When the processes are mapped out and there is an understanding of how these interact and maybe even the sequence of the processes, then the computer can and will be a tool that makes things better. Without that, and some Federal standard for formatting the data, a lot of facilities will be spending money for years trying to get to where they can communicate well.
Just food for thought.
Mickey Christensen–
Thanks much for your comment.
You wrote: “assure the system being computerized works first.
Too many seem to be computerizing a system that is not very efficient and has mucho duplication of data and then all the computer does is make a bad system ‘badder faster'”
Yes– thank you.
As too much of expense will not be appreciated but any advancement and a enefit will cost.This is also a huge facility per se.
Thanks for sharing this informative article..
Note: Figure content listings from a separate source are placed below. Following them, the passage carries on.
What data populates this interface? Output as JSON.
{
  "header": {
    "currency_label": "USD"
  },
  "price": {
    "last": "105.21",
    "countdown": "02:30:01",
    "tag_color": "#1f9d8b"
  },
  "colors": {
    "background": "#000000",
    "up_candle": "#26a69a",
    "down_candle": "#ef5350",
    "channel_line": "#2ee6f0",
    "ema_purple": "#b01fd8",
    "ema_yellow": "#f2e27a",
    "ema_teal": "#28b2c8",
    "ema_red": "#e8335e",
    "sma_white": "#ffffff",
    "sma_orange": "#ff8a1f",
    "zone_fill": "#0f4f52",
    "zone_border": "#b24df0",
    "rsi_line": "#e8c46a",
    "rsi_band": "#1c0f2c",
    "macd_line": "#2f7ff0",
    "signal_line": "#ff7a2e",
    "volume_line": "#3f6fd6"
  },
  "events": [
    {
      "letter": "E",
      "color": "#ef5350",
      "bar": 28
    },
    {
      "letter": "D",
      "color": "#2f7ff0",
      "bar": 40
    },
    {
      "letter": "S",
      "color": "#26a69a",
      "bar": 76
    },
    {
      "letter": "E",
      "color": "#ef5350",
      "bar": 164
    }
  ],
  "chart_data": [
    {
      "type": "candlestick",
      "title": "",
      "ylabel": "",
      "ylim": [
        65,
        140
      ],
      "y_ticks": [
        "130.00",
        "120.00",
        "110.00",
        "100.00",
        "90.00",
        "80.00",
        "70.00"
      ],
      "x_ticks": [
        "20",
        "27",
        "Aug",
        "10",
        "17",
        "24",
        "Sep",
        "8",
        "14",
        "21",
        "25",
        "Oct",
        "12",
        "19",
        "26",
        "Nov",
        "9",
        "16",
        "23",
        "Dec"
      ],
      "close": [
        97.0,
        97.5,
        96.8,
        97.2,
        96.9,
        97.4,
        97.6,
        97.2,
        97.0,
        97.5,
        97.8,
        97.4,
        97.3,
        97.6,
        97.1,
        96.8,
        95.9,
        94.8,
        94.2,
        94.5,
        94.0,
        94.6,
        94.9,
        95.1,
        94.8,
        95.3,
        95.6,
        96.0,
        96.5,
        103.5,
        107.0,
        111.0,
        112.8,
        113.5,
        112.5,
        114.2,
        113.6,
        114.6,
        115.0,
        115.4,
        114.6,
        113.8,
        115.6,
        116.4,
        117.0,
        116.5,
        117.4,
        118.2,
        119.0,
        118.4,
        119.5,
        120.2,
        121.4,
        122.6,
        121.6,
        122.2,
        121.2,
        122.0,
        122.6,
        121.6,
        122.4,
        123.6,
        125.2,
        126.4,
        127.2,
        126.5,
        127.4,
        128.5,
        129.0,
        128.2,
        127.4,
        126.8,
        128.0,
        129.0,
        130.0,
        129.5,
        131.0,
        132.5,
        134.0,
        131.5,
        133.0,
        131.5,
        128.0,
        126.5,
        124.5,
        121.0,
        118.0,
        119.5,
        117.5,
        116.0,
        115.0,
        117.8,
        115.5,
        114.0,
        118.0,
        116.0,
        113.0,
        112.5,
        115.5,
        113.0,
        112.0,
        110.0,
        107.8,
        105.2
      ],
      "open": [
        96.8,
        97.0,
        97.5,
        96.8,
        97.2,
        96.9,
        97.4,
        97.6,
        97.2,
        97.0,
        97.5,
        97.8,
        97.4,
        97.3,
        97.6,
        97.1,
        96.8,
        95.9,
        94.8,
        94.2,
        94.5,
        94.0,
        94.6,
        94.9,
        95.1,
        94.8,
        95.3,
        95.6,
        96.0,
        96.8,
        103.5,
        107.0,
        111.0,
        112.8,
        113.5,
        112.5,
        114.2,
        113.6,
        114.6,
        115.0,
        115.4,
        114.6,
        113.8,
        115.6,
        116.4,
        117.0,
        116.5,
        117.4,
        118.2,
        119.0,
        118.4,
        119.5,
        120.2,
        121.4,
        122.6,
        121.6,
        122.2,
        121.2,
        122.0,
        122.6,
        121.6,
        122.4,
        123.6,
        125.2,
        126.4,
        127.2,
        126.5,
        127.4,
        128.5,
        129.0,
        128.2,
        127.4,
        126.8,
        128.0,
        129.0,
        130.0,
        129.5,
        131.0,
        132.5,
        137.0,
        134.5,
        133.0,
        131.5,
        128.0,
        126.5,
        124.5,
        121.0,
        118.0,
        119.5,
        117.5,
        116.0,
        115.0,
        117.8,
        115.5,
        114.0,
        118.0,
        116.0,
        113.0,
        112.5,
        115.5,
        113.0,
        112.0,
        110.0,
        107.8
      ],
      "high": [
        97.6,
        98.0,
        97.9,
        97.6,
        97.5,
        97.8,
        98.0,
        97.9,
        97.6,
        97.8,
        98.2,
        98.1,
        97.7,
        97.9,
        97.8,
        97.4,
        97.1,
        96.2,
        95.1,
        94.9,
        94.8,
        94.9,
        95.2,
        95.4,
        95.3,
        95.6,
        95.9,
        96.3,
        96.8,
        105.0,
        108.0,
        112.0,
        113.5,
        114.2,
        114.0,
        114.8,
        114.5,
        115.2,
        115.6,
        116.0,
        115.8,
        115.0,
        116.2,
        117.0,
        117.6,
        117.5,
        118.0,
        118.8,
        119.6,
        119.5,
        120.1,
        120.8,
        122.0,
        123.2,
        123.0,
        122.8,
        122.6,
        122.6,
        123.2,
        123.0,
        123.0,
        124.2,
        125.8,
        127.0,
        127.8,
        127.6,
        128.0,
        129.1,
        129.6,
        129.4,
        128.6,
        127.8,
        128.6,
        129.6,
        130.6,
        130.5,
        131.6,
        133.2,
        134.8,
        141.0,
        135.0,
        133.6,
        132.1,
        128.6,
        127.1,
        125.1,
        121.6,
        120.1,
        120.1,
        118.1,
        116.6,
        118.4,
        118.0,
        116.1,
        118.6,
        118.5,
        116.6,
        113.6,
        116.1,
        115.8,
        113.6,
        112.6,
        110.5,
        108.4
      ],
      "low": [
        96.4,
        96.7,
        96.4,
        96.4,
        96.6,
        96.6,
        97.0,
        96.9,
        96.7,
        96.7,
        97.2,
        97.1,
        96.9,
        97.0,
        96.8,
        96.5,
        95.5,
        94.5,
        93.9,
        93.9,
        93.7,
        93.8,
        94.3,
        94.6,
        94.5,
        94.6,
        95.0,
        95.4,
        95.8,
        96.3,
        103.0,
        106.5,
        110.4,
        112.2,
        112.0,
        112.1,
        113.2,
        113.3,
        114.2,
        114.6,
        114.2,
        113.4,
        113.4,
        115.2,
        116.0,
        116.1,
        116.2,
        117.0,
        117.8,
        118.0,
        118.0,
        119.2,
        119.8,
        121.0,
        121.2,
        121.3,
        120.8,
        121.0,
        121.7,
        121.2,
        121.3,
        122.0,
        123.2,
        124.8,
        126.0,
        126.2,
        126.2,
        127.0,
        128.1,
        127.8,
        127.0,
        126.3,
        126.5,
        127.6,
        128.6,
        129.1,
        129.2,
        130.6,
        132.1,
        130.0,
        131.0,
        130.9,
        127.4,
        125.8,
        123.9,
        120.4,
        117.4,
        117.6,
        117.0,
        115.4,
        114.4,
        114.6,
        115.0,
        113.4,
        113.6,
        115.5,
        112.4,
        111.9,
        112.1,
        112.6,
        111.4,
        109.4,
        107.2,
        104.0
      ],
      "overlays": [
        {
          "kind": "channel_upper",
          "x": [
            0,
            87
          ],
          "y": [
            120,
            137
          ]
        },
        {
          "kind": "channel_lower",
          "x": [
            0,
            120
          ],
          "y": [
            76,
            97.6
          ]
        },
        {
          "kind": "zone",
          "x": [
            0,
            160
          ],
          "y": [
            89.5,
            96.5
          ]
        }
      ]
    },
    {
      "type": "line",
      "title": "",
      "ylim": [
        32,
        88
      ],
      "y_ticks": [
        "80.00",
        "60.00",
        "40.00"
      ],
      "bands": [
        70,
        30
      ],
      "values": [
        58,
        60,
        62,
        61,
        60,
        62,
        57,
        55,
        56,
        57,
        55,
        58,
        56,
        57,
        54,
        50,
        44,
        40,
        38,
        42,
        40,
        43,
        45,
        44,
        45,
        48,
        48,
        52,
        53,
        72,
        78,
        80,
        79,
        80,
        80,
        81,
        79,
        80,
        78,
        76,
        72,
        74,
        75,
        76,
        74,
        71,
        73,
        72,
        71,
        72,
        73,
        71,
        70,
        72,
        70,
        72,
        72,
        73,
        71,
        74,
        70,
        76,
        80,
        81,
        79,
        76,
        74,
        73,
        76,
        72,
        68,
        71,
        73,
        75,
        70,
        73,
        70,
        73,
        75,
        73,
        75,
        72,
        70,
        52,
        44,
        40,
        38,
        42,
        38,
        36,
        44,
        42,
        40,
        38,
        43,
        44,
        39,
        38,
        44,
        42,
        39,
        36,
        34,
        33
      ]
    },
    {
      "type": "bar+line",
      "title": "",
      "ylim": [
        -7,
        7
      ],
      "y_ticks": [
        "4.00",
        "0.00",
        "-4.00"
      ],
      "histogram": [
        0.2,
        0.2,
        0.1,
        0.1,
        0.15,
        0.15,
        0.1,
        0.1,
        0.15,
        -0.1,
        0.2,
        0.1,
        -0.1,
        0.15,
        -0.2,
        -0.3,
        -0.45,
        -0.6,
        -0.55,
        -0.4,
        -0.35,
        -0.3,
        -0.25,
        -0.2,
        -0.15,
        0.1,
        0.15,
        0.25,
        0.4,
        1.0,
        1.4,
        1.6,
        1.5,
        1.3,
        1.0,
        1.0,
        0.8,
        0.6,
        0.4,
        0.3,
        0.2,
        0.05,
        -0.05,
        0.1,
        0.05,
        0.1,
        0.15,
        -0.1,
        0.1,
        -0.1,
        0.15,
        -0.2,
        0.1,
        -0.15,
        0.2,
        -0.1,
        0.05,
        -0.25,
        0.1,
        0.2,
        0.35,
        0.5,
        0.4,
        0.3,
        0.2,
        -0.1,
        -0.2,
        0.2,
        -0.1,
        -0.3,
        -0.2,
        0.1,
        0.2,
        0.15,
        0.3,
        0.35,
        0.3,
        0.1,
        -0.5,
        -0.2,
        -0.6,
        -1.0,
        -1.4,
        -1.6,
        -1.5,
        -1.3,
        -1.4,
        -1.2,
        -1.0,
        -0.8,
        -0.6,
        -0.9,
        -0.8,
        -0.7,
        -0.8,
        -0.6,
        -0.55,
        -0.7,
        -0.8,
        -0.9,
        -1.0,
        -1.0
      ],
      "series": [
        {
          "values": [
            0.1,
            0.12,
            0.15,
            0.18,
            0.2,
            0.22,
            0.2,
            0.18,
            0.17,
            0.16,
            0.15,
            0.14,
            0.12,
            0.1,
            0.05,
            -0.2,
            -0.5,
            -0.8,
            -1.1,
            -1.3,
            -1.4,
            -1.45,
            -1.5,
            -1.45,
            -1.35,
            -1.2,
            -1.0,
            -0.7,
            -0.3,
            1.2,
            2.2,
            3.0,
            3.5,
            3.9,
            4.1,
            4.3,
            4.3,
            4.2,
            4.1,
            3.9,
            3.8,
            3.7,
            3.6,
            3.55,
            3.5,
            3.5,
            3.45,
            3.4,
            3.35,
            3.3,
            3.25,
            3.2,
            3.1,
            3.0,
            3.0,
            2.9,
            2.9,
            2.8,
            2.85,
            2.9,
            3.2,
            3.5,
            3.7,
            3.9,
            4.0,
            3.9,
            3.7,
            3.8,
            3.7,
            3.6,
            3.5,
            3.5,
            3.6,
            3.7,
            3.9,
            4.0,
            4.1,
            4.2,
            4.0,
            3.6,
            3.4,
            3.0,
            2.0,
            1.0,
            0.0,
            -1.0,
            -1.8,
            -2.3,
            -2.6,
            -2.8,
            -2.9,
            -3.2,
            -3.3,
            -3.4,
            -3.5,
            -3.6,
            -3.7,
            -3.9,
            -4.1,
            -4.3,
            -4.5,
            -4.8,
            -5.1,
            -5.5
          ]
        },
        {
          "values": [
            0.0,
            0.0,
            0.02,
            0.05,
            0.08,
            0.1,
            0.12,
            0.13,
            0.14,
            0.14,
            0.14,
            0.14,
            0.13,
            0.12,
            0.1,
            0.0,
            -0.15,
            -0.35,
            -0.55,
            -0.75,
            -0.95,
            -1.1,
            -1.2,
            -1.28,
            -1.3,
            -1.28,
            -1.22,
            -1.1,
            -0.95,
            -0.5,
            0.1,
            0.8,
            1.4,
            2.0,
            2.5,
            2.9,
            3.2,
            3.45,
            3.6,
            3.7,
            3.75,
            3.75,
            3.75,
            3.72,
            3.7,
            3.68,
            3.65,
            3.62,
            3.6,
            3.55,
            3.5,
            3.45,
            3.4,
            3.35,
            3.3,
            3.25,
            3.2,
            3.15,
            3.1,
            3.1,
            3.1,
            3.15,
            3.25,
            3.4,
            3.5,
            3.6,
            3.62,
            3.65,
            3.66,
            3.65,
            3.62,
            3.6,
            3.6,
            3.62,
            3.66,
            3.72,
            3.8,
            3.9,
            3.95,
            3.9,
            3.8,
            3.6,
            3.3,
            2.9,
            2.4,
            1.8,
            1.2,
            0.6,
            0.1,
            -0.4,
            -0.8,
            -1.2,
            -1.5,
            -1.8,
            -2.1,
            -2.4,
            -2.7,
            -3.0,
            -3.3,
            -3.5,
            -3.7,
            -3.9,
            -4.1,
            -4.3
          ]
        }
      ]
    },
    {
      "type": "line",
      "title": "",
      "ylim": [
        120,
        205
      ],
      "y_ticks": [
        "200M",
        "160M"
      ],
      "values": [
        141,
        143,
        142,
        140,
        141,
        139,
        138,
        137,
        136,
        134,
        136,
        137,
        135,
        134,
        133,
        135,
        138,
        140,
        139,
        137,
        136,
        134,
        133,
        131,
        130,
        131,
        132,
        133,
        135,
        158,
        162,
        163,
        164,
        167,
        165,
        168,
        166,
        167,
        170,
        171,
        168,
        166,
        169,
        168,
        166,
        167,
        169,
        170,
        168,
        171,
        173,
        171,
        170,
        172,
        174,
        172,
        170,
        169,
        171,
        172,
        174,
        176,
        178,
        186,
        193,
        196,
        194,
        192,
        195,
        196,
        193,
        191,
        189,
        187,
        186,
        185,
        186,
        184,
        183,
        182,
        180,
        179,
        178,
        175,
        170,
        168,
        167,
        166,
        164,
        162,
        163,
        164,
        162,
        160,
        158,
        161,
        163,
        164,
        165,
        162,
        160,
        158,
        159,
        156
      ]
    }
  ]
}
I was just out viewing blogs and came across yours.EMR can contribute in a major way for the betterment and advancement of health care and some studies have shown that electronic records can reduce medical errors and may create a better, cleaner record.
HI,
Set up the EMR system to communicate with several devices and entities, including: labs, hospitals and pharmacies; picture archiving and communication systems; diagnostic devices; and practice management systems. Consider paving the way for e-prescribing, patient e-mail and patient portal access.
Regards,
there are hundreds if not thousands of doctors and physicians switching to EMR services. They cut hours off of wait time and are highly accurate.